Personally, I have thought that this over-complicates the issue.  I certainly agree with the claim that Daniel wrote the last six chapters.  The dating questions have reasonable response.  The appearance of the Magi certainly strengthens that claim.  The chapters themselves claim his authorship.  There is no reason to doubt them.  Regardless of who the scribe was, I see no reason to doubt that Nebuchadnezzar was the author, under God’s inspiration, of the 4th chapter.  As far as the other 6 chapters of the first half of the book?  First there is repeated but very true point that regardless of the human author, there is still divine inspiration that cannot be forgotten.  Whether Daniel commissioned the stories or others at the time recorded them, there is God’s authorship which is what matters.

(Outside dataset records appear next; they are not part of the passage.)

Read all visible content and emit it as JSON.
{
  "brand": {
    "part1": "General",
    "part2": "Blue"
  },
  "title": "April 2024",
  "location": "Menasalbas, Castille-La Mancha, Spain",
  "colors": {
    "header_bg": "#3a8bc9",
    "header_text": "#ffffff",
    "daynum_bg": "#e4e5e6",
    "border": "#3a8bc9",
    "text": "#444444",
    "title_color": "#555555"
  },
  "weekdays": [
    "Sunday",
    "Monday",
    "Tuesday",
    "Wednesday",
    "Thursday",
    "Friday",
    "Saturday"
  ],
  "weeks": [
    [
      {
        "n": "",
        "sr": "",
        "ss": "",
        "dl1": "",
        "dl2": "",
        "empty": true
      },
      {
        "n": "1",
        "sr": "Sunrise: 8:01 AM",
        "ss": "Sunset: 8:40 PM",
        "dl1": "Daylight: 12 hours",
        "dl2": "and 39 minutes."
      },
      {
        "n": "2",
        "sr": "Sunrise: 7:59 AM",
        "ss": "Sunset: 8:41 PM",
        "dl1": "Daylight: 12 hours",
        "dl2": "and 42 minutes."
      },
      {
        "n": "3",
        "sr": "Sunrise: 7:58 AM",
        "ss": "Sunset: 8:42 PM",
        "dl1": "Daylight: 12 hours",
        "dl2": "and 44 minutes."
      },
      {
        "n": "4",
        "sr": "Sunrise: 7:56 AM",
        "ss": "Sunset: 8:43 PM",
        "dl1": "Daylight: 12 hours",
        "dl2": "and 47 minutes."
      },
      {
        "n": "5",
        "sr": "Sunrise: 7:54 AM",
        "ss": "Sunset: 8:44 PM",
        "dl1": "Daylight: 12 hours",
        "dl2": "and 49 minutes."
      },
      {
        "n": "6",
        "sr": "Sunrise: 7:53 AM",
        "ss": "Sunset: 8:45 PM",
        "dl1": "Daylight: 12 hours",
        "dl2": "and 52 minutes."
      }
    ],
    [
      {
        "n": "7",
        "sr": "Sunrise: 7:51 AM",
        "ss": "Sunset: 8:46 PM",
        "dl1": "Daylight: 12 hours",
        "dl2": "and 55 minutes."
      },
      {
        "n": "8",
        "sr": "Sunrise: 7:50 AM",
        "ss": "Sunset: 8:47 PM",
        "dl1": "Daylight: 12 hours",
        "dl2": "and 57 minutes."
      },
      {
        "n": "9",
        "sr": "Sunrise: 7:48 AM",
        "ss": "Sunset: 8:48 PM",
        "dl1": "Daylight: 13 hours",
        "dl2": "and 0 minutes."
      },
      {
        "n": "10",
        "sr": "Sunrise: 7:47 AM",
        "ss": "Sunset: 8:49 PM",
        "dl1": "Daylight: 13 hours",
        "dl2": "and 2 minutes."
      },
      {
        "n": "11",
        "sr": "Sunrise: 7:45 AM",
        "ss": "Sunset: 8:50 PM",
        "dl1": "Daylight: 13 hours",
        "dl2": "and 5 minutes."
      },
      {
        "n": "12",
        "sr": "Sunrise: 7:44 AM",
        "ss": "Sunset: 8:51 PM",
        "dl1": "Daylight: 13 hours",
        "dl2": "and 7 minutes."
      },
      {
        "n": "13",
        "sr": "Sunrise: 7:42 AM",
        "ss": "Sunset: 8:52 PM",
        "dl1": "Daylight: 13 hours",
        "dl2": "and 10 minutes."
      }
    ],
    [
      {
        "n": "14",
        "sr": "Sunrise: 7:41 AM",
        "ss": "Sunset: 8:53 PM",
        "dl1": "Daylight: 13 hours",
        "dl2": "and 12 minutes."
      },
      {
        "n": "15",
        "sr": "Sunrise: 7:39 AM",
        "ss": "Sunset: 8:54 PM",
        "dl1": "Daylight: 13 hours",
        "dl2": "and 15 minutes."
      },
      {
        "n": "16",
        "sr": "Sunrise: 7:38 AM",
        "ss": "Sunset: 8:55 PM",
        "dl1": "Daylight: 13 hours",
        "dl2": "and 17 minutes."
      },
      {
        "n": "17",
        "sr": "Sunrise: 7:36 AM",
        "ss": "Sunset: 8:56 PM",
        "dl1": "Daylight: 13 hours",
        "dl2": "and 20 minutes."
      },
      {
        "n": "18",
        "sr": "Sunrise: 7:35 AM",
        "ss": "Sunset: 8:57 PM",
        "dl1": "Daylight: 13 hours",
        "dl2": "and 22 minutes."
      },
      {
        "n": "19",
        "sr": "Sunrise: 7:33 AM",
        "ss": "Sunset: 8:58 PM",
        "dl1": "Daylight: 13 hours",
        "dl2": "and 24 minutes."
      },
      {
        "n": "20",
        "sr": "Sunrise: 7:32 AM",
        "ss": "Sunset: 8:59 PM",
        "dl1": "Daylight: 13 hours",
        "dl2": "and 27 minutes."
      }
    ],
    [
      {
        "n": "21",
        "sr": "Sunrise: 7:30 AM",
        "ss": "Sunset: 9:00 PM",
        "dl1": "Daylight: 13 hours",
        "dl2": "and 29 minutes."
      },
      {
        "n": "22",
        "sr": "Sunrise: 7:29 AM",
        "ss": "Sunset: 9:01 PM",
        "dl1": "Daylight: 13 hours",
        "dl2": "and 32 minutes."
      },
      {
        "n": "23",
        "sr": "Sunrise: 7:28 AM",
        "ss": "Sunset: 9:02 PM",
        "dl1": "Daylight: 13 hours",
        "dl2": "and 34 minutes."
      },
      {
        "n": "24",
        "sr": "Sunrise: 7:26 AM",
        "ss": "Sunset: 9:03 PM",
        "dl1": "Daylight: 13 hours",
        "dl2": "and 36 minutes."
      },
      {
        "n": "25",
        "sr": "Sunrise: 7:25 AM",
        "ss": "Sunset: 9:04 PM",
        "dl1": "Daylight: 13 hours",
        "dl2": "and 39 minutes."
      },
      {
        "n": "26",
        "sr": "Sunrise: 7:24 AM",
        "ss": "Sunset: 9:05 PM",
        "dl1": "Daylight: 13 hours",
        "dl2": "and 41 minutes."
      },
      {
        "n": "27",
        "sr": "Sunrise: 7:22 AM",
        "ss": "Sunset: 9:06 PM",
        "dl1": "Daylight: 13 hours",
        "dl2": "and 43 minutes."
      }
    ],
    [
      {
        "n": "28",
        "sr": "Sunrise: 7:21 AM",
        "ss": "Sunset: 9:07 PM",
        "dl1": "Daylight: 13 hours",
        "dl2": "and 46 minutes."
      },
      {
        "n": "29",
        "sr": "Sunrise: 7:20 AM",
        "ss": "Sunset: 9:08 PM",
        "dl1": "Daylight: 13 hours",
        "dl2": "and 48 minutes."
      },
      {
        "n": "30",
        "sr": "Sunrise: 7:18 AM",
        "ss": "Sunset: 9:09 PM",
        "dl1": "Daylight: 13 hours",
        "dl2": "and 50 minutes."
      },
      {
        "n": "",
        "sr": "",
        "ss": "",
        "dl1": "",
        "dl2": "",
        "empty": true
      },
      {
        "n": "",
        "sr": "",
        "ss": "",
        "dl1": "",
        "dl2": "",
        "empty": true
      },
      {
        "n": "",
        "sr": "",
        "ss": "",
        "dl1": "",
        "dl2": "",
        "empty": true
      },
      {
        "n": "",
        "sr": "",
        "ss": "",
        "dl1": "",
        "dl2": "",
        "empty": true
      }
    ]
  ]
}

At the end of the day, both authorship and date are straw men arguments.  The challenge is not upon us to defend them.  Rather the burden is upon the skeptic to discredit the clear messianic prophecies and  that how the match the time and life of Jesus.

There is an important point in all of this.  Do not get pulled into defending things that do not need to be defended.  Nor allow yourself to be distracted into arguing non-issues.  Keep the focus where it belongs on the actual truth claims and the reality of the prophecies.  The three examples discussed here are just  three of many challenges made by skeptics, but they do illustrate much of the typical strategy taken by skeptics.  More important, is that the responses are not difficult.  The responses are so simple that it is shameful that such challenges could ever rattle anyone’s faith – a blind faith.  Indeed, a faith based on reason would certainly not be shaken by such arguments.  God intended our faith to be based on reason.  Do not be afraid to discover those reasons.